Something upholds the sisters of her order who worship at my parish church in the Parkdale area of Toronto today. And it is not a delusion.)
2. Is being close to God the same thing as feeling close to God?
(No. Feelings are about emotions, a natural part of our makeup, but not, in isolation, the whole story about us.)
3. Why might a person who really IS close to God not feel that way?
(Depression, privation, persecution, terrible pain, betrayal - all things that Jesus suffered, until his fourth word from the cross was My God, my God, why have you forsaken me - a quotation from the opening of Psalm 22.)
4. How can you know if you are close to God even if you do not feel that way? (Are you walking the walk? Compassion rather than self-involvement is a useful clue.)
5. Are there instances in the Bible, for example, where people who are in fact doing God's will are living in utter despair? (Hint: See the Book of Job. That is its principal theme. Yet it was Job who was vindicated in the end, not the people who had easy answers.)
6. How can we understand the difference between emotional satisfaction from religious experiences and spiritual growth? (The closer we come to God, the less concern we have for our own satisfaction and the greater concern and compassion we have for others. Closeness to God always results in a reduction in selfishness.)
7. How does this relate to The Spiritual Brain? (We discuss in some detail the teachings of the greater mystics of the Western Christian tradition, and those who studied them. They cautioned against seeing the spiritual life as an easy path of emotional satisfaction. )

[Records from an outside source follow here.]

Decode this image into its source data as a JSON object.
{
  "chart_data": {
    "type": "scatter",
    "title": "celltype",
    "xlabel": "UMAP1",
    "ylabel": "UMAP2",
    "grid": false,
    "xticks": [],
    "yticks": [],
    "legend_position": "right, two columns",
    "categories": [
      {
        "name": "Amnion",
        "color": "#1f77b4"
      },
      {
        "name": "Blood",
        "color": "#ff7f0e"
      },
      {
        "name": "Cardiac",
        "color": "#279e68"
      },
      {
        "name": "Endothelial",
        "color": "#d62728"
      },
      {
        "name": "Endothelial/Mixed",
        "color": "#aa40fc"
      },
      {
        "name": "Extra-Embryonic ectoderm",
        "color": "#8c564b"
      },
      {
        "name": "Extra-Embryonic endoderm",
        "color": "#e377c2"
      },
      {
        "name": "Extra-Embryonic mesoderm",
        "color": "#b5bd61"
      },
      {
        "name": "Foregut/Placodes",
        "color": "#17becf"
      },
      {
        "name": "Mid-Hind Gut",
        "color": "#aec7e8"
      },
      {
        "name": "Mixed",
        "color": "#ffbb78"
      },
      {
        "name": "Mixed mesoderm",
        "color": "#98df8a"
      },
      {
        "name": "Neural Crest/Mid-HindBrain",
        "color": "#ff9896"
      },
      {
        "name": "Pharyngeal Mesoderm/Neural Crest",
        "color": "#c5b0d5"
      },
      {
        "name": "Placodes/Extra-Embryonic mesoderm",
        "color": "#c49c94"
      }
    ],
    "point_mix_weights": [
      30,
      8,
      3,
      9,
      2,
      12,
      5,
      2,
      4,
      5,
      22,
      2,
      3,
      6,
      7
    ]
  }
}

If Jesus, who was sinless (according to the Christian tradition, which I accept), learned obedience by the things that he suffered (Hebrews 5:8), I can be fairly sure that I am getting closer to God when I am learning something I don't want to learn than when I am finding life easy. And there will be times when I despair of him as well as myself. The main thing is to keep going, submit to the hardship, run the course, finish the race, as St. Paul says in many places. If that is not a message that I can accept, then my spiritual growth will be deferred until I can accept it.
8. The atheists who carry on about how Mother Teresa didn't "really" believe if she didn't feel good about it reveal the utter emptiness of their own view of the human being. She chose to feel forsaken with the forsaken. It was the only way to be utterly poor, while making many rich.
Note: St. John of the Cross, one of the greatest mystics of all time (who suffered much for the love of Jesus and for all who came his way) said, "That which properly and generally comes from God is a purely spiritual communication." John discouraged an emphasis on emotional excitements, for good reason.